Impresa 4.0, Mattarella: "Oltre la manifattura anche i servizi"

IL PIANO

Il presidente della Repubblica: "Centrale il ruolo delle Pmi che sapranno interpretare il cambiamento. Competenze qualificate condizione fondamentale"

di F.Me

Impresa 4.0 motore di crescita del Paese. Il presidente della Repubblica, Sergio Mattarella, lo ha evidenziato in occasionedell'Assemblea Nazionale della Cna "Connessi al cambiamento".

"La trasformazione Impresa 4.0 - ha sottolineato il Capo dello stato - assume valore cruciale. Un processo decisivo per cogliere le opportunità dell'economia digitale, che oltre la manifattura coinvolge anche i servizi. Le istituzioni sono consapevoli che occorre accompagnare i segnali di vitalità che si registrano in molti settori, tenendo conto delle specificità delle piccole e medie imprese, che svolgono un ruolo determinante anche nell'espansione dell'occupazione".

"Investimenti in infrastrutture, innovazione, istruzione e formazione, sono preziosi a questo fine. Un patrimonio di competenze qualificate è, infatti, condizione fondamentale per rafforzare la competitività del sistema e la società nel suo complesso. Sono certo che le realtà qui rappresentate, tradizionali motori di tenuta e di crescita del sistema paese, sapranno interpretare con creatività il cambiamento e contribuire allo sviluppo sostenibile dell'Italia".

Le piccole e medie imprese italiane promuovono gli sforzi del governo per sostenere la trasformazione digitale dell’industria in Italia, Secondo lo studio dell’Osservatorio Mecspe, il 66% degli imprenditori giudica positivamente o discretamente gli effetti sul settore del piano, seppur esprimendo la necessità di un piano pluriennale e di una minore attenzione rivolta alle grandi imprese. In particolare, tra le iniziative previste si attribuisce grande rilevanza all'iper-ammortamento per i macchinari funzionali alla digitalizzazione (69,7%), al credito d'imposta per attività di ricerca e sviluppo (57,4%), al miglioramento delle infrastrutture digitali abilitanti (54,6%) e alla de-fiscalizzazione dei premi di produzione (51,1%).

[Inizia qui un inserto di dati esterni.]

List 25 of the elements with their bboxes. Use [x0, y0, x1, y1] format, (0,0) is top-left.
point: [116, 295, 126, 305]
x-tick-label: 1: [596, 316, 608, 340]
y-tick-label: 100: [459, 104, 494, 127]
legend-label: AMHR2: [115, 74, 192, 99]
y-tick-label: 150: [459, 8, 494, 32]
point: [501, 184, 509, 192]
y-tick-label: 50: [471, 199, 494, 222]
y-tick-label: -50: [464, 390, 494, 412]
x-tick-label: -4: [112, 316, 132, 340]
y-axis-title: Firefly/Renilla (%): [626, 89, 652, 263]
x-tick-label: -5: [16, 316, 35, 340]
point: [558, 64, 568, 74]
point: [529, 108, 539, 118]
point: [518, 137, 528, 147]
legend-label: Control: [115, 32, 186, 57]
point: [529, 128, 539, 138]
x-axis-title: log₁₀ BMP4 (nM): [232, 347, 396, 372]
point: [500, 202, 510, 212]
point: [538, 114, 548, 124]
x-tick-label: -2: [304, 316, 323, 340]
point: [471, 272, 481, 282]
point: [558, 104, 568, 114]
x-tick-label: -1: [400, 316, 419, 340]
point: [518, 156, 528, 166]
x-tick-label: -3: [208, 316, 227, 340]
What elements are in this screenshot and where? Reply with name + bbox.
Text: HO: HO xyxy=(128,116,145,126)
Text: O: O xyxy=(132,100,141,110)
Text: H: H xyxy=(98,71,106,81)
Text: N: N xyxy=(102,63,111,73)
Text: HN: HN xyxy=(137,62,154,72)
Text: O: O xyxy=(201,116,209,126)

Ma quasi la metà degli imprenditori continuerebbe ad investire nell'industria 4.0 anche senza incentivi. "Al di là degli incentivi governativi, e in attesa che vengano definiti i dettagli di una loro riconferma nella prossima legge finanziaria, è infatti chiara – si legge nello studio - la propensione agli investimenti da parte del 46,1% delle imprese che continuerebbe a destinare parte del fatturato in innovazione anche in assenza di agevolazioni, segno che la trasformazione in corso è ormai matura e culturale". Di questi però un 22,7% senza incentivi ridurrebbe gli investimenti, mentre solo il 3,9% rinuncerebbe".